Furthermore, she added, Malaysia was already a popular retirement destination for the Japanese.

“We are more than happy to take in more,” she told a gathering of representatives from several Japanese associations here.

“We have Japanese schools, Japanese clubs and Japanese restaurants back home.

“The cost of living in Malaysia is also a third of that in Japan. Almost everything is duty free except liquor, tobacco and Corningware (a brand of glassware that is resistant to thermal heat),” added Dr Ng, who is here to promote the Make Malaysia Your Second Home (MM2H) programme.

She said since the programme started in 2002, more than 14,300 foreigners had made Malaysia their second home. Of these, more than 1,100 were Japanese.

She said other successful applicants were from Iran, Britain, China, Pakistan, Singapore, Australia, Bangladesh, the United States and India.

Dr Ng said Malaysia was an ideal tourism as well as retirement destination with more than 1,000 islands, 42 marine parks and a 130-million-year-old rainforest.

“We also have homestay programmes which have been popular with Japanese tourists. Our diversity is also a big asset and this is certainly an added attraction to foreigners,” she said, adding that successful MM2H applicants would get a 10-year multiple entry social visit pass.

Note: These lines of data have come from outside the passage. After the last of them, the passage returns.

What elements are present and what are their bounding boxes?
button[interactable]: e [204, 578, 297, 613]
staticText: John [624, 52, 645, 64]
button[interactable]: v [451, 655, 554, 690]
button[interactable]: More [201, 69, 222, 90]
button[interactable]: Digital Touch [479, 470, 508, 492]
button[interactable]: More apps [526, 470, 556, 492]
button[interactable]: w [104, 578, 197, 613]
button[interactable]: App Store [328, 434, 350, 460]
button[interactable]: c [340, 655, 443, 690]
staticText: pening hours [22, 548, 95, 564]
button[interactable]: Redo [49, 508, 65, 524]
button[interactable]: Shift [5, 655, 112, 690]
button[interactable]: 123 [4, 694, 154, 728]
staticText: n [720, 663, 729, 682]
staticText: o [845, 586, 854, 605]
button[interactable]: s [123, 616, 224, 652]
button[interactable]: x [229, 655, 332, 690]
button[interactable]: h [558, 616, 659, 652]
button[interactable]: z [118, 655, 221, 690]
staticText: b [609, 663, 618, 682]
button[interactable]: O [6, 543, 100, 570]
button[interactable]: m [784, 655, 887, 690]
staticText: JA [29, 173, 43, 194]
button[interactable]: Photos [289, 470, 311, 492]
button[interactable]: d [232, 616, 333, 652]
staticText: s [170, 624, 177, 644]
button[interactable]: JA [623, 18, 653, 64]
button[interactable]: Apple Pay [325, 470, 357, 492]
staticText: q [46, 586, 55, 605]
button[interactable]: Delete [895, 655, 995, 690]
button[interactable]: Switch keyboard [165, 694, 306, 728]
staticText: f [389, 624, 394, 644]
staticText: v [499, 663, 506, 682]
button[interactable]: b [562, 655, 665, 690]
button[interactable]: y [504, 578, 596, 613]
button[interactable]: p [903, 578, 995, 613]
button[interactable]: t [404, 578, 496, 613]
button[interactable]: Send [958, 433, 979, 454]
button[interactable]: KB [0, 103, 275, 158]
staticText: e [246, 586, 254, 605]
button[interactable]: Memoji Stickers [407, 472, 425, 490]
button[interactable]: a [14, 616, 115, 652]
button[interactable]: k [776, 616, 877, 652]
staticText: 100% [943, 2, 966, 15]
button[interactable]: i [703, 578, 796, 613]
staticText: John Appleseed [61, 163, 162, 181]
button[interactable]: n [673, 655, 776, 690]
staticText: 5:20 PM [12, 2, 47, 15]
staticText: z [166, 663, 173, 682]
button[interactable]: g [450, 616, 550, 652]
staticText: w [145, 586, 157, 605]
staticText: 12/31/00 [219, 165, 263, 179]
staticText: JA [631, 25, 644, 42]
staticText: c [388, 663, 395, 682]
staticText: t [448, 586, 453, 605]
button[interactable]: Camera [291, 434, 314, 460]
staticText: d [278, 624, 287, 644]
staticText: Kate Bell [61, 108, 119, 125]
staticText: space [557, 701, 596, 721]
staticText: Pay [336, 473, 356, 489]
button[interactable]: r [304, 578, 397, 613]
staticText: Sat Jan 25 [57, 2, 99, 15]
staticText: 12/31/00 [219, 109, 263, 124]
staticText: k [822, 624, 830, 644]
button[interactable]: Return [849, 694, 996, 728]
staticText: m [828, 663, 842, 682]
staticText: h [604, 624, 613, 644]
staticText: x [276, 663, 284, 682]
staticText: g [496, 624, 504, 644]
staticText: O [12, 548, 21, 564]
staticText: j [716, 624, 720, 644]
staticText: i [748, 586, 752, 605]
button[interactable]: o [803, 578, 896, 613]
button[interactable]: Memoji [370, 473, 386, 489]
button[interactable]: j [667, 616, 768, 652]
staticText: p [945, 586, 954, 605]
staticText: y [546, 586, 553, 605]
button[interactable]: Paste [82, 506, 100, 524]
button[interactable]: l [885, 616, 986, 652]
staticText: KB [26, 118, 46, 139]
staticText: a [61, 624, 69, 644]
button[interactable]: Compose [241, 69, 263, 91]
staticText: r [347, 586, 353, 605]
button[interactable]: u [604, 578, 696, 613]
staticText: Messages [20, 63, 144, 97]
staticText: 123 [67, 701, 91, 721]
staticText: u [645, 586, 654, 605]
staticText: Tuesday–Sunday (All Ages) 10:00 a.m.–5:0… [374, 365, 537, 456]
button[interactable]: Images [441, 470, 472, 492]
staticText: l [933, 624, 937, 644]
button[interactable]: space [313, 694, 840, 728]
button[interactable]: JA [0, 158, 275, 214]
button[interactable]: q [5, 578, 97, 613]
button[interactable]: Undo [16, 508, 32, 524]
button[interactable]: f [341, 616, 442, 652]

She said foreigners need only to show that they have liquid assets worth more than RM350,000 and some form of a monthly income, such as a pension, if they were above 50.

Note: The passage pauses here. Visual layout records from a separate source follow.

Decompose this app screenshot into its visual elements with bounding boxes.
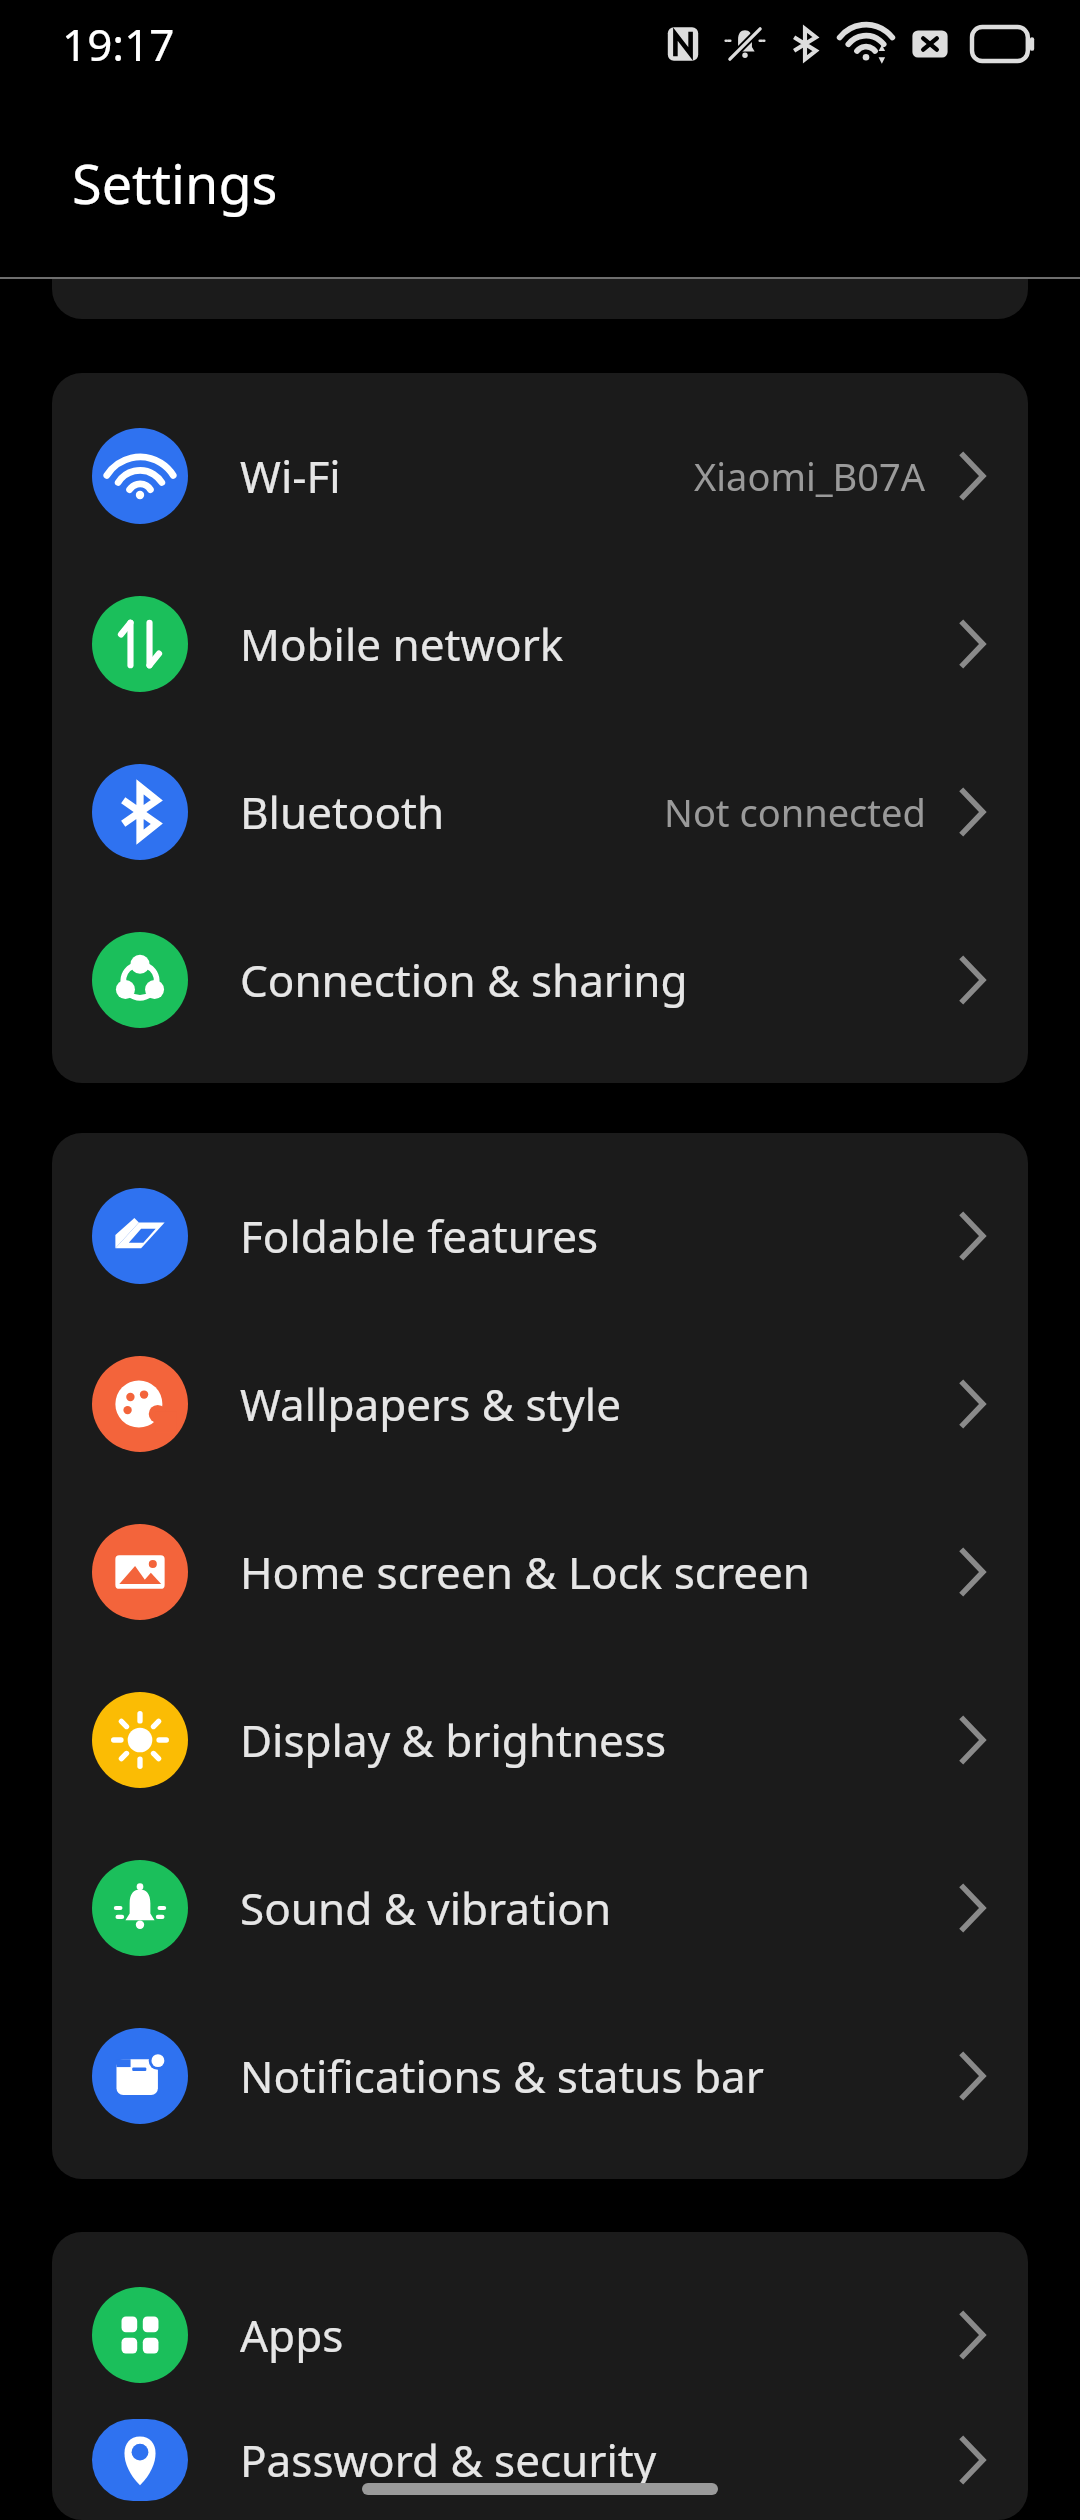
staticText: Foldable features [240,1206,599,1266]
button[interactable]: Wi-Fi [52,392,1028,560]
staticText: Wallpapers & style [240,1374,621,1434]
staticText: Password & security [240,2430,657,2490]
button[interactable]: Wallpapers & style [52,1320,1028,1488]
button[interactable]: Password & security [52,2419,1028,2501]
staticText: Sound & vibration [240,1878,612,1938]
staticText: Xiaomi_B07A [694,450,926,502]
button[interactable]: Connection & sharing [52,896,1028,1064]
staticText: Display & brightness [240,1710,667,1770]
staticText: Apps [240,2305,344,2365]
staticText: Bluetooth [240,782,445,842]
staticText: Connection & sharing [240,950,688,1010]
staticText: Not connected [664,786,926,838]
button[interactable]: Apps [52,2251,1028,2419]
staticText: Notifications & status bar [240,2046,764,2106]
button[interactable]: Display & brightness [52,1656,1028,1824]
button[interactable]: Bluetooth [52,728,1028,896]
button[interactable]: Notifications & status bar [52,1992,1028,2160]
button[interactable]: Sound & vibration [52,1824,1028,1992]
staticText: 19:17 [62,14,175,74]
staticText: Settings [72,146,278,220]
button[interactable]: Mobile network [52,560,1028,728]
staticText: Home screen & Lock screen [240,1542,811,1602]
button[interactable]: Foldable features [52,1152,1028,1320]
button[interactable]: Home screen & Lock screen [52,1488,1028,1656]
staticText: Mobile network [240,614,564,674]
staticText: Wi-Fi [240,446,341,506]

“When your application is approved, you will have to save at least RM150,000 in a fixed deposit with a bank in Malaysia, of which RM50,000 can be withdrawn from the second year onwards if one wishes to,” she said.

For applicants aged 50 and below, they have to show they have liquid assets worth RM500,000 when applying and a monthly income of RM10,000.

“When the application is approved, he or she will have to keep RM300,000 in a fixed deposit account in a bank in Malaysia. He or she will be able to withdraw up to RM150,000 from the second year onwards if he wishes to use the money,” she said, adding that Malaysia was listed by the Wolrd Tourism Council as the ninth most visited country.

Ng said both Malaysia Airlines and AirAsia would start direct flights to Haneda, near Tokyo, in November and December and this would give the Japanese more reason to join the MM2H programme.

MAS now operates regular flights from KL International Airport to Osaka and Narita.